Войду в сверкающий салон
Смирен, внимателен, прилежен,
Ремни надёжно пристегну,
Взболтаю леденец в бокале…
Пусть вышивает по сукну
Создатель чёткие детали.
Там сны – реальны, яви – тлен.
Тут небеса и воды сини
В преддверье новых перемен,
Но не земных, поверь, отныне.

 

***

О, как прекрасен человек,
Пленённый глупостью крылатой!
Он вновь в упругое облек
То, что казалось прежде ватой.
Он вновь стремителен и скор,
Поверх голов жестоковыйно
Глядит. Его стихия – спор,
И аргумент – его стихия.
И мне не выбраться уже
Из этой тины неприглядной,
Где лишь сверкание ножей
В упругости бесцветно-ватной.
И понимаю, что достиг
Черты, за коей тьма и бездна.
Расчётлив ум, бездарен стих,
Всё вычурно и бесполезно.
Но, ненавязчиво таясь,
И видя, как мы лжём с тобою
(Меся безвылазную грязь),
Сияют Истина с Любовью –
Нелицемерно и навек!
О, мир, поспешностью объятый,
Ужель прекрасен человек,
Пленённый глупостью крылатой?

 

ГОРОДСКОМУ ЮРОДИВОМУ

Ты из-под ногтя лез – тебя давили.
Ты пел, читал в багровую толпу.
Тебя пытались сбить, сбивали, били,
Привязывали битого к столбу.
А ты хотел любви, любви и только.
А кое-кто хотел, чтоб ты исчез.
Но ты дышал спокойно, ровно, вольно,
И… пил с друзьями, а порой и без.
Ты даже не пытался крест свой сбросить,
Который к рёбрам намертво прирос,
Писал стихи про болдинскую осень,
И ненавидел почитавших форс.
Ты пел на рынках, говорил на кухнях,
Был беззащитен, немощен, могуч.
Ты в стол писал, и пропадало втуне,
То, что могло быть солнцем из-за туч.
Тебе шептали в спину: «Алкоголик…»
И эту мерзость чувствуя спиной,
Ты с болью думал:
«Только б выжить, только б!..»,
Беду чужую отводя рукой.
Прости меня, юродивый Бишкека,
Ты многих заблуждавшихся прощал.
Я часто, обходя тебя – калеку,
Здоровья твоего не замечал.
Теперь же сам, неисцелимо болен,
Смотрю в твои глаза, весьма гордясь,
Тем, что идти твоей дорогой волен,
И волен обойти «здоровья» грязь.
Устал – умри.
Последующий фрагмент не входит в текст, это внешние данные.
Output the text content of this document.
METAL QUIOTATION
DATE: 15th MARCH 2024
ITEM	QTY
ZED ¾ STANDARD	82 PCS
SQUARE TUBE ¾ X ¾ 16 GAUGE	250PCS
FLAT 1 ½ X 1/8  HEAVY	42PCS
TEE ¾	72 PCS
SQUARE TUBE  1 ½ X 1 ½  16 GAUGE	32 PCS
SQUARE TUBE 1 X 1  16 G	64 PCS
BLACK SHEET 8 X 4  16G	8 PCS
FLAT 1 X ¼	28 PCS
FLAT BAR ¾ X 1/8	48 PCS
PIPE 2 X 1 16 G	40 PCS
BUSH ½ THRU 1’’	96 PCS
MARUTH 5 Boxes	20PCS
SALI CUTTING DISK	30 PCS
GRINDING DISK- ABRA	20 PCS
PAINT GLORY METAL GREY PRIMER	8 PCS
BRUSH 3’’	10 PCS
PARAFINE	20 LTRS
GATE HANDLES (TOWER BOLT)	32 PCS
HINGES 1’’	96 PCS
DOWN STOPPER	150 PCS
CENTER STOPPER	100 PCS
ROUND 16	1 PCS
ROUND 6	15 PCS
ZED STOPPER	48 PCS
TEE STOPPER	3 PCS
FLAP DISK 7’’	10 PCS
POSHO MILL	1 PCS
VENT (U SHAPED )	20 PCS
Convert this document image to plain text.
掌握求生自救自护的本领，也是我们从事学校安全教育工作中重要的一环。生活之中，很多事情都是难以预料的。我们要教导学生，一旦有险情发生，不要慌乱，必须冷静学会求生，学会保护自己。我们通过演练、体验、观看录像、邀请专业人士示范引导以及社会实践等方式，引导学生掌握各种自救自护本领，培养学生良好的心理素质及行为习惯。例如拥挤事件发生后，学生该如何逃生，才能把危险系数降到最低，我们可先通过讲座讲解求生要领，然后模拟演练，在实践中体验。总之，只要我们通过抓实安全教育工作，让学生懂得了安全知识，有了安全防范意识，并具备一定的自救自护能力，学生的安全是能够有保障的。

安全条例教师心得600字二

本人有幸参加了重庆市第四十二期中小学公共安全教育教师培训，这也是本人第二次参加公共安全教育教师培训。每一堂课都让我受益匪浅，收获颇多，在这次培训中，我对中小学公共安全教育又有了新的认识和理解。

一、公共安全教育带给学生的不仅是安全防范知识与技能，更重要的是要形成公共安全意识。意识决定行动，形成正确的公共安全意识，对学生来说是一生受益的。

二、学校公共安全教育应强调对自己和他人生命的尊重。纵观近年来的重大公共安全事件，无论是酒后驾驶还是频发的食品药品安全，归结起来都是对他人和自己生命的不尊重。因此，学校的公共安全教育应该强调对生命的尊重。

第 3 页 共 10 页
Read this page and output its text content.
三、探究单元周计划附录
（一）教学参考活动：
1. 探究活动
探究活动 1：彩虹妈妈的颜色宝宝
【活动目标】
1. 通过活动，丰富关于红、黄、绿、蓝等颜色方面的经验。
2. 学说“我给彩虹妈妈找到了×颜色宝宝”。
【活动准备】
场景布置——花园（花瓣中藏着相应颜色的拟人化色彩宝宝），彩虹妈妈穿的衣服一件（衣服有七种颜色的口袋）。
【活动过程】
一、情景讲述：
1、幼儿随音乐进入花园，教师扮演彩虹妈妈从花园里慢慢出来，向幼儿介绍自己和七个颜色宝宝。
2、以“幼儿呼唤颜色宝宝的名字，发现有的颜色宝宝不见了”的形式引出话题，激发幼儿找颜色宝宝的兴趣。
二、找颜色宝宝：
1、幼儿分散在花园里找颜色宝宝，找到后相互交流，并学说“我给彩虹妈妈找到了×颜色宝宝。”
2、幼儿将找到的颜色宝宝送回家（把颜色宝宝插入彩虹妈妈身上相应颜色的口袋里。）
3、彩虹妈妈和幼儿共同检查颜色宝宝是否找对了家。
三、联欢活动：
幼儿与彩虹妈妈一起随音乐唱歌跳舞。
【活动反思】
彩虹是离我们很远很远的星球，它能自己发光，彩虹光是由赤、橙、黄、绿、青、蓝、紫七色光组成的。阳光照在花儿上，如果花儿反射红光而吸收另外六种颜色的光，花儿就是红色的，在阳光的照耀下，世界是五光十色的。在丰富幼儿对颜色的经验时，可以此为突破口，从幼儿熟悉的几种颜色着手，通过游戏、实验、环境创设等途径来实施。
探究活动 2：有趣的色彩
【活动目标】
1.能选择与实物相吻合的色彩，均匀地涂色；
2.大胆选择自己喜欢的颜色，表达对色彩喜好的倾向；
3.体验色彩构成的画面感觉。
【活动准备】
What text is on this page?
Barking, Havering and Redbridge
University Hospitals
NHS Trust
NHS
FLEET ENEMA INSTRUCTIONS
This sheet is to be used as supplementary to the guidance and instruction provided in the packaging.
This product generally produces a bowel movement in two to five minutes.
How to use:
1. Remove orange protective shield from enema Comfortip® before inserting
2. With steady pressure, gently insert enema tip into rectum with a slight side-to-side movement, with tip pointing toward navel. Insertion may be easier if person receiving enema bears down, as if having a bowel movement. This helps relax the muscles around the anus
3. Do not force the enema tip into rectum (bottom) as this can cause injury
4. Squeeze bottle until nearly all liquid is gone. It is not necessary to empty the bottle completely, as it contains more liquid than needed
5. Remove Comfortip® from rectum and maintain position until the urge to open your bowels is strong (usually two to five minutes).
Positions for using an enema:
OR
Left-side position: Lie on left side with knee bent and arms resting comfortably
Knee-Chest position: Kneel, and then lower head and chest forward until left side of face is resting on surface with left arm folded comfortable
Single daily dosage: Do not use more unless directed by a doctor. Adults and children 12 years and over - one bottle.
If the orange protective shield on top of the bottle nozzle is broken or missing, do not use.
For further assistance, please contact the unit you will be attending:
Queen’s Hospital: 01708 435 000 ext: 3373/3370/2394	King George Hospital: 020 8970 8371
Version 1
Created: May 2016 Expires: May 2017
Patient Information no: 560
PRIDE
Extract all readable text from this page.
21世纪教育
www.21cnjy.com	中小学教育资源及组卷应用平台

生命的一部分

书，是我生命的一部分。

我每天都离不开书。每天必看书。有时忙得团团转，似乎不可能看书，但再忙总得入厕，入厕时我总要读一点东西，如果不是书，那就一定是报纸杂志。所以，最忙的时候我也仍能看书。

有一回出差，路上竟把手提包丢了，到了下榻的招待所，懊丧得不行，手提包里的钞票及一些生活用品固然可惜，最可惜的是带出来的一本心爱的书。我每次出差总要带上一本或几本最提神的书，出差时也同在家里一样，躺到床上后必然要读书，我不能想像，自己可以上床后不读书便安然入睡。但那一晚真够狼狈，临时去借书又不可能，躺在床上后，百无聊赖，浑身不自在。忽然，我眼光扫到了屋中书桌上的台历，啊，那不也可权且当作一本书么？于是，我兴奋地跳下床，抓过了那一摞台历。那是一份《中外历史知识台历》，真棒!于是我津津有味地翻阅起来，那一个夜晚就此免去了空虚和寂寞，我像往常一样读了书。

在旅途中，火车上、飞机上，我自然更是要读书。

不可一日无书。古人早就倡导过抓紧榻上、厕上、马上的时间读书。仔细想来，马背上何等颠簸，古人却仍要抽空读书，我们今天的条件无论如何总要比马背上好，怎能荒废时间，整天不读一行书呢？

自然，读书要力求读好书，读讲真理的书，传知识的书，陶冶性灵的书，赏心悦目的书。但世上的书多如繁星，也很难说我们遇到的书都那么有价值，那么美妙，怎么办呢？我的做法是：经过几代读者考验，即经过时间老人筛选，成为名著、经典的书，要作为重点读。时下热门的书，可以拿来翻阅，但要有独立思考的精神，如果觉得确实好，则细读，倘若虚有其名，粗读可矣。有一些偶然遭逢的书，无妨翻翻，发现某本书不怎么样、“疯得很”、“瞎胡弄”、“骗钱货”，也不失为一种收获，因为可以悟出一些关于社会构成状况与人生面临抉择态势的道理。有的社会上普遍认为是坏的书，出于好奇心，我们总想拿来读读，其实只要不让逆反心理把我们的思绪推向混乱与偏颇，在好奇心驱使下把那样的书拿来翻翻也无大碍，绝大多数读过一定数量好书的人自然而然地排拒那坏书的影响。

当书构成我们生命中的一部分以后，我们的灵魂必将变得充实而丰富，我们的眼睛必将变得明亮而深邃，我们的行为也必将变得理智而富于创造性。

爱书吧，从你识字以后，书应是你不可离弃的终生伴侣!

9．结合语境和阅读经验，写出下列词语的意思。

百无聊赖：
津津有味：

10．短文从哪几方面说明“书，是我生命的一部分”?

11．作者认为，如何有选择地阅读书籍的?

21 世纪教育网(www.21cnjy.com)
Но честь тебе и слава,
Опальный, не поверженный поэт,
Не чтящий сумасшедшего устава
Безумных мест и полоумных лет.

 

***

Живу средь людей и отрыжек блевотных,
И чувствую ясно, что в мире животных
Давно обитаю. Хищна моя стая…
И явственно вижу: животное – сам я.
Но чую глубины за рылом свинячьи,
И сердце надрывным заходится плачем –
Не стали б с тобою друзьями до гроба,
Когда бы мы не были свиньями оба.
Проклятая стадность,
Страх смерти к ней движет.
Тебя, стадник мой, я за то ненавижу,
Что слишком люблю твою милую рожу.
И всё ж не любовь к тебе плоть мою гложет,
А только стремление выжить телесно.
Наш страх нас сроднил и сковал повсеместно.
Он тёпел и липок, и приторно сладок,
Он не позволяет избегнуть повадок
Животных. Но ложь надоела, постыла,
В тебе, одиночество, вижу я силу.
Бояться бесстадно, и мыслить бесстадно!..
Пусть будет моё положенье осадно,
Пускай сумасшедшим сочтут меня волки,
Пускай распускаются слухи и толки,
И лживое стадо своё презирая,
Пусть буду я изгнан из мерзкого «рая».

 

ВЕРНУТЬСЯ НАЗАД

Вернуться назад? Невозможно, не надо…
Вернуться назад – это ж столько хлопот!
Вернуться назад под двусмысленность взглядов.
Вернёшься, а там только слёзы и пот.
Вернуться, с надеждой скончаться не мучась,
Вернуться, сбежав от себя самого,
Вернуться туда, где нисколько не лучше,
Чтоб всё потеряв, не найти ничего.
Ведь жизнь – не дорога со встречным движеньем,
Здесь времени нет оглянуться назад.
А кто оглянулся, закончил крушеньем,
Бездумно испив возвращения яд.
Вернуться – всё глупости это, ей Богу!
Вернуться – всё вздор и немыслимый бред!
Зачем же опять я гляжу на дорогу,
Пытаясь найти еле видимый след?
Он пахнет предательством, пахнет раздором,
Он пахнет тоской бесприютной… Но вот,
Я вижу, я вижу – пред внутренним взором
Несчастья ли, счастья ли призрак встаёт!
Вернуться, пусть не во что (смейтесь!) обуться,
Вернуться, хотя недовольны врачи,
Вернуться, пока ещё можно вернуться,
Вернуться, раз дышишь, и сердце стучит.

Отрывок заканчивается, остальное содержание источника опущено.